O compromisso do processo é com a verdade real. A atividade processual não poderá ficar distraída ou impassível à conduta ilícita da parte para influir na atividade do próprio órgão judicante.
Certas provas ilícitas podem ser ilegítimas, se a lei processual atalhar sua produção em juízo.
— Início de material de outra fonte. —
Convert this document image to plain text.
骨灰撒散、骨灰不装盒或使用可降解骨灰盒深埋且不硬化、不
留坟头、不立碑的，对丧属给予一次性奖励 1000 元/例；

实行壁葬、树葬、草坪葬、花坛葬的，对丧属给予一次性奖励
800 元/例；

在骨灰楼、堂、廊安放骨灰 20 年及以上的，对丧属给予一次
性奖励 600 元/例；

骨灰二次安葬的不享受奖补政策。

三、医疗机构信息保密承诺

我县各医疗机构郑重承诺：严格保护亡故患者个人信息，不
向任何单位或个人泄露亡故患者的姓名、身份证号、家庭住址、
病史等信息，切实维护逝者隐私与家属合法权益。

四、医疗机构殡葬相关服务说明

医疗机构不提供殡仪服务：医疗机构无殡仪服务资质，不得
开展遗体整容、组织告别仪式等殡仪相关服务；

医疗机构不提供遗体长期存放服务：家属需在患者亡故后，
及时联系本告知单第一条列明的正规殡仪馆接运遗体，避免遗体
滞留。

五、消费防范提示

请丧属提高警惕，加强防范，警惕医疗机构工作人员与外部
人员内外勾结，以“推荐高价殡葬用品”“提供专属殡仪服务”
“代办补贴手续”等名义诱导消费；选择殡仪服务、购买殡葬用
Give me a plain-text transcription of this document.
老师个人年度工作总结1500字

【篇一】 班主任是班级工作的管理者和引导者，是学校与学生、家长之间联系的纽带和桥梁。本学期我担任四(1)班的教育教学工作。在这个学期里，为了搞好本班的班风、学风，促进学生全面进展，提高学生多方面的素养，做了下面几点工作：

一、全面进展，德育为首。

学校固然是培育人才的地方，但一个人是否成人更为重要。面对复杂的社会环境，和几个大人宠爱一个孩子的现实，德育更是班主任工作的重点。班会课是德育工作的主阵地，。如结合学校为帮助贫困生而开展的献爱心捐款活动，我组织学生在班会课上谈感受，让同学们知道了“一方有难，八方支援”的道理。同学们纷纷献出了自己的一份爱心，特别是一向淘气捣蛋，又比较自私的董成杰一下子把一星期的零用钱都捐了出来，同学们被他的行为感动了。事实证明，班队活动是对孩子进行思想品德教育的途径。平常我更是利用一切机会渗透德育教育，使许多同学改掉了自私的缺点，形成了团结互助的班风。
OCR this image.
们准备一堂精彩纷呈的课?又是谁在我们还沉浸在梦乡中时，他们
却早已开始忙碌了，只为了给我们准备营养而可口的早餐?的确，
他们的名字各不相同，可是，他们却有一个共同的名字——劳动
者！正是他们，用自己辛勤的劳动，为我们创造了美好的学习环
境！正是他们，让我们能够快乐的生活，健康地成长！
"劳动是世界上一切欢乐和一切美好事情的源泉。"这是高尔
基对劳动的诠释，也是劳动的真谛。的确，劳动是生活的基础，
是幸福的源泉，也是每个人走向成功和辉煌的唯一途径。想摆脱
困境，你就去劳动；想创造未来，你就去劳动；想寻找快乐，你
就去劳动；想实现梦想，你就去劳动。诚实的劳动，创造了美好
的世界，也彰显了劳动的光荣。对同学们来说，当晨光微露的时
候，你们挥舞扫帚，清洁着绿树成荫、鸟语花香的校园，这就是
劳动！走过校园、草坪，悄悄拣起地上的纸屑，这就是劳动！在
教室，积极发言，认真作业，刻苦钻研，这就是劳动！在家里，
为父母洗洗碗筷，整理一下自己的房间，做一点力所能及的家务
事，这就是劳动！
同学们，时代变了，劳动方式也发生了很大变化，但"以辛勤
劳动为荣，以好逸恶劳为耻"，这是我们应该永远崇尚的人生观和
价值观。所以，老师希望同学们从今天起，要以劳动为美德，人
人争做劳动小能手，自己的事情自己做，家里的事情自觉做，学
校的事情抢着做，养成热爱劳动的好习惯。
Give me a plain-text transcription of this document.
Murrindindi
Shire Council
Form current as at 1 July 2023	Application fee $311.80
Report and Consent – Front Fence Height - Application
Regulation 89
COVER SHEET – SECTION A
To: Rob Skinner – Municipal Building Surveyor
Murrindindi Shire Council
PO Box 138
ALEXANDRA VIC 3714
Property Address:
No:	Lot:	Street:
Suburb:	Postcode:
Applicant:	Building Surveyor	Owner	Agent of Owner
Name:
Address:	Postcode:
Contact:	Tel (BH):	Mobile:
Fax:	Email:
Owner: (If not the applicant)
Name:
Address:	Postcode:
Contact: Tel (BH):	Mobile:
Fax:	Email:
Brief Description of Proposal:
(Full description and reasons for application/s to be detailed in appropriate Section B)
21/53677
Nesta hipótese], será imperativo constatar se o impedimento processual é satisfatório para esvaziá-la, quando sua produção em juízo é passível de nulidade; ou se deverá persistir a ter em pensamento sua designação de "ilícita".
A lealdade compreende postura ética, honesta, franca, de boa fé, proba que se exige em um estado de direito; ser leal é ser digno, proceder de forma correta, lisa, sem se valer de artimanhas, embustes ou artifícios.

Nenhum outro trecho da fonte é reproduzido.